VIX Rising to 24.6 Before May VIX Settlement?

 
Something interesting happened at close of Friday to VIX.  As you can see from left chart, the green line turned positive (which does not happen often).  The green line is the Point&Figure Trend Indicator found in Metastock Technical Analysis software.  I will not go into explanation of this indicator, but it is a good indicator to use for instruments that exhibit strong moves in direction and scope, such as VIX.
 
I did some further analysis and found that since 2000, P&F Trend Indicator turned positive a total of 18 times not including the most recent turn, when VIX was less than 25.

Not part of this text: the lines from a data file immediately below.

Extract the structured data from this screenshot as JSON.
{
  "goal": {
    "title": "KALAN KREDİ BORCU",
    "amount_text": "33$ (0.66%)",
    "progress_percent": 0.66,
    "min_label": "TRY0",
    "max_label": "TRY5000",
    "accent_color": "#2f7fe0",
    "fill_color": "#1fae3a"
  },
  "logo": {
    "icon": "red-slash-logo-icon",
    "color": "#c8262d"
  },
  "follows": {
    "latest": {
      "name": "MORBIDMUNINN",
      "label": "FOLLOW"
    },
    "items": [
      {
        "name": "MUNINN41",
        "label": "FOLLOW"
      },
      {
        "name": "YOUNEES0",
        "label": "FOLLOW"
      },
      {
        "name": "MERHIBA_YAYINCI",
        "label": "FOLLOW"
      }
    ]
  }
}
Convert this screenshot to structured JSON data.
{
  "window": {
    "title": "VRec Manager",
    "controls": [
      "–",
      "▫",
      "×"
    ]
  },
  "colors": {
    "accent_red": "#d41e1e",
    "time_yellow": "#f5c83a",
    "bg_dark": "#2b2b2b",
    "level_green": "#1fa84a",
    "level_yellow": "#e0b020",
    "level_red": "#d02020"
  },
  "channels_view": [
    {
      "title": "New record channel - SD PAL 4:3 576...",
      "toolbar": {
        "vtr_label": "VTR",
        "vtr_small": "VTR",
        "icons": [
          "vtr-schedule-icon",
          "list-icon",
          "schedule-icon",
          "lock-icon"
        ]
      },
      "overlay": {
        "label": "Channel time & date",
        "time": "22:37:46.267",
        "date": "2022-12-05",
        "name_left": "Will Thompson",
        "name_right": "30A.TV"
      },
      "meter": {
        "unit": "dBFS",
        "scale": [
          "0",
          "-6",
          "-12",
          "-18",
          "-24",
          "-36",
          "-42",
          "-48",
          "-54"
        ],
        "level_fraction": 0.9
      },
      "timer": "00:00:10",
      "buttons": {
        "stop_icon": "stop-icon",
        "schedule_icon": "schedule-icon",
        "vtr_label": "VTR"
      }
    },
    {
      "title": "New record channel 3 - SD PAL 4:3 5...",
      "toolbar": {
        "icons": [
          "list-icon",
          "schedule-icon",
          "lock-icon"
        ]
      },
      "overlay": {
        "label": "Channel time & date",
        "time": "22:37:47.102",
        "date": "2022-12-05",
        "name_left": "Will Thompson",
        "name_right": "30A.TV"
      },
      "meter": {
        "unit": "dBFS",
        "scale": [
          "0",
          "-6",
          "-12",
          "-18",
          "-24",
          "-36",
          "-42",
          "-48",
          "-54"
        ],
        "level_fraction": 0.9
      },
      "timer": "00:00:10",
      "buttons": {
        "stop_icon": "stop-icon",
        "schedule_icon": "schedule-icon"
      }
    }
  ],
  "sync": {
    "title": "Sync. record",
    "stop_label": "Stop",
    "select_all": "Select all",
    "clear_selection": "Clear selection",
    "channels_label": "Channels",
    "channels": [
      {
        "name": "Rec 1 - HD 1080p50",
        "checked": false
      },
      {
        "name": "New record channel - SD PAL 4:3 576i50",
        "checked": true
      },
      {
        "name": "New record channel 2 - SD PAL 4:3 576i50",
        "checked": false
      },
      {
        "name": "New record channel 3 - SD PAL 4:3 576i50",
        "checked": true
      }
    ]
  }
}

The table shows the max % gain and max % loss of VIX after the P&F Trend Indicator turns positive.  I chose 8 days as a forward looking period because there are 8 trading days (7 + overnight) to go before May VIX settlement.  As you can see, the max % gain of VIX within 8 forward trading days averaged 28.6% and the max % loss averaged -6.7%.  That would mean that the expected range of VIX in the next 8 trading days is 17.9 - 24.6.  VIX closed on Friday at 19.16.  Admittedly, it is hard to determine "expected values" with such a small sample of data.

I did notice two instances where right after P&F Trend Indicator turned positive, VIX immediately plunged (highlighted in yellow in the table).  First was on 3/22/2004 and second on 3/13/2007.  (see third chart, dates in blue circles) I do not believe the market environment on 3/13/2007 is similar to the current market environment.  In particular, VIX had already risen 80% from recent low then of 10.02.  March 22, 2004, however, could represent a similar market environment to that of the current one.  There were concerns then about steep valuations and the market having come up too high too fast.  Here are 2 links after a quick google search that can provide some market color on March 22, 2004. 1)http://www.hussmanfunds.com/wmc/wmc040322.htm and 2)http://finance.groups.yahoo.com/group/investorguide/message/223.  One thing is common with both dates however.  The P&F Trend Indicator reversed to negative just 2-3 trading days after it turned positive--meaning that if the latest signal results in a whipsaw trade, one would likely not have to hold the position for the entire 8 days and incur maximum losses.

Unfortunately, VIX is not an easily tradeable instrument.  One could buy May VIX Futures.  It closed on Friday at 20, which is 4.38% premium over VIX.  While the average premium with 8 days to go before expiration has been 1.96%, if we put in a filter with VIX <25, the average premium of VIX futures over VIX has been 4.73%.  One could buy the VIX May 19 calls at 1.95...Or perhaps a superior risk adjusted strategy may be to buy the VIX futures spread (buy May, sell June or July) or buy VXX and sell VXZ as a pairs trade.  Should VIX jump, the front month VIX futures should rise considerably more than the back month VIX futures.  Of course, if we get negative market impacting news from Europe over the weekend, the opportunity to make a trade on this analysis may have slipped away...

Finally, VIX has been moving incredibly close to my FVE model for the past several weeks.  Looking forward to Monday, my Fair Value Estimates for VIX are indicating ~19.5 (SPY rising 2%), ~19.3 (SPY rising 1%), 19.5 (SPY unchanged), 19.7 (SPY falling to 136), and 20.1 (SPY falling to 135).  On Friday, VIX closed at 19.16 while FVE closed at 18.9.